Have you thought about how many diets, detoxes, and plans you’ve tried in your lifetime? When we have new clients, on average, they’ve tried three diets, plans, or trends prior to coming to see us for sustainable solutions.
And they’re not alone!
This is becoming increasingly more common with so much information online, new trends, and new quick-fix plans coming out weekly. The 5 reasons why diets don’t work for most of us and what you could do instead to more mindfully care for your body and yourself.
WHY DIETS DON’T WORK
Most dieting, for the sake of the example of reaching a societal ideal, includes calorie deprivation. When your body is calorie deprived, a few things may happen physically and mentally:
- levels of leptin (the satiety hormone) decrease
- levels of ghrelin (the hunger hormone) increase
- ability to burn calories decreases
- mentally dieters become fixated on food
- attention and focus leans towards anything related to food
- dieters may have improved smell function and report food tastes more pleasant
- the metabolic effects of chronic dieting can last years later
These changes lead to a variety of challenges that can prevent you from maintaining this way of eating for the long term.
The first issue that comes up with diets, detoxes, and plans, which I’m sure many of you have experienced, is that dieting can take the joy and pleasure out of the food experience. Food is more than nourishment. It’s tradition, culture, pleasure, and joy and it’s okay to celebrate the many roles food plays in our lives! Every day, we cook meals that not only nourish our body but also make us so happy and filled with joy to experience.
2. Short-Term Thinking — Start and Stop Mentality
The second reason why diets fail most people so often is the short-term thinking — the 21-day this, 30-day that — what are you supposed to do after that time period? What these things fail to do is set you up for success 365 days a year. They’re designed to try to get you a big result as quickly as possible (most of it being just about the aesthetic/before and after photo or weight loss only), but they often fail to then teach you how to integrate that into your life. It’s unrealistic to think that you can or should follow such strict guidelines 365 days a year.
3. They Often Require You to Have Foods that Are Off-Limits
This goes hand-in-hand with reason number three that diets don’t work for everyone — you are asked to eliminate certain foods or food groups. We’ve been so good on our diet, but then we go out to eat or go to a social gathering and are offered foods we “can’t have” which increasingly make us hyperaware, hypersensitive, and focused on that food choice.
And that can cause two unhealthy extremes: either isolating yourself from others to avoid that temptation or completely overindulging, sometimes even to the point of feeling sick. There’s absolutely a path where foods are on a shouldn’t consume list if you have food allergies, or intolerances.

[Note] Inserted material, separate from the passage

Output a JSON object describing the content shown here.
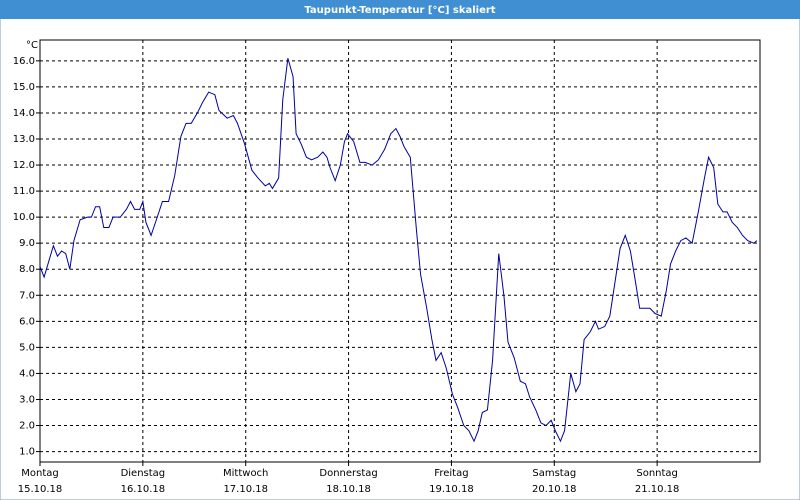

Focus your energy on learning to feel comfortable around certain foods that you might typically overindulge on.
4. Diets Are One-Size-Fits-All — They Don’t Take Into Consideration Your Unique Body and Life

And that brings me to reason number four, which is that following a popular diet’s set of rules and guidelines doesn’t always align with your wants and needs and your unique life. While it may seem easy to pick a diet and follow it, because you don’t have to think about anything, you end up following rules you think you should be doing, without actually evaluating what you need in your life and why?
When you have that clarity, you will begin making decisions that align with your unique needs, rather than what someone else says.
5. They Ask You to Do Too Much All At Once, Making it Hard to Maintain
Lastly, diets often are structured in such a short time-frame that they ask you to make dozens of changes overnight. When there’s so much change all at once, it’s nearly impossible to keep up with it all. Instead, shift to slowly building up your changes and habits over time, intentionally stacking one on top of another.
This means taking that wellness vision you have for yourself and breaking it down into tiny action steps for yourself. It’s not waking up tomorrow and trying to do everything all at once. It’s taking it one item at a time and really working through it until it’s easy and fully integrated into your life.
DITCH THE SCALE AND MEASURE YOUR HEALTH IN OTHER WAYS
There are many ways to measure and reach your health goals without dieting — including ways to measure outcomes and success outside of the scale.
Some examples might include:
- blood work/labs if you’re managing a certain health condition
- to be aware of how you’re feeling day-to-day
- better digestion
- feeling more confident
- expressing creativity and joy in your life
- honoring what your physical body allows you to do (i.e. give loved ones a hug, exercises, think, work, breathe, etc.)
- eating free from distraction
- less stress around food and food choices
PUTTING THIS INTO PRACTICE
By shifting your focus from these short-term fixes to long-term solutions that stem from what you need and want in your life, you can create a healthy lifestyle that’s maintainable 365 days a year, not just for 30 days.
If shifting your mindset around this seems impossible, challenging, or really hard for you to do right now, you’re not alone. Your goal is to eat healthier, dieting isn’t the only approach. Without needing to diet so you make and the eating habits you create are maintainable 365 days a year.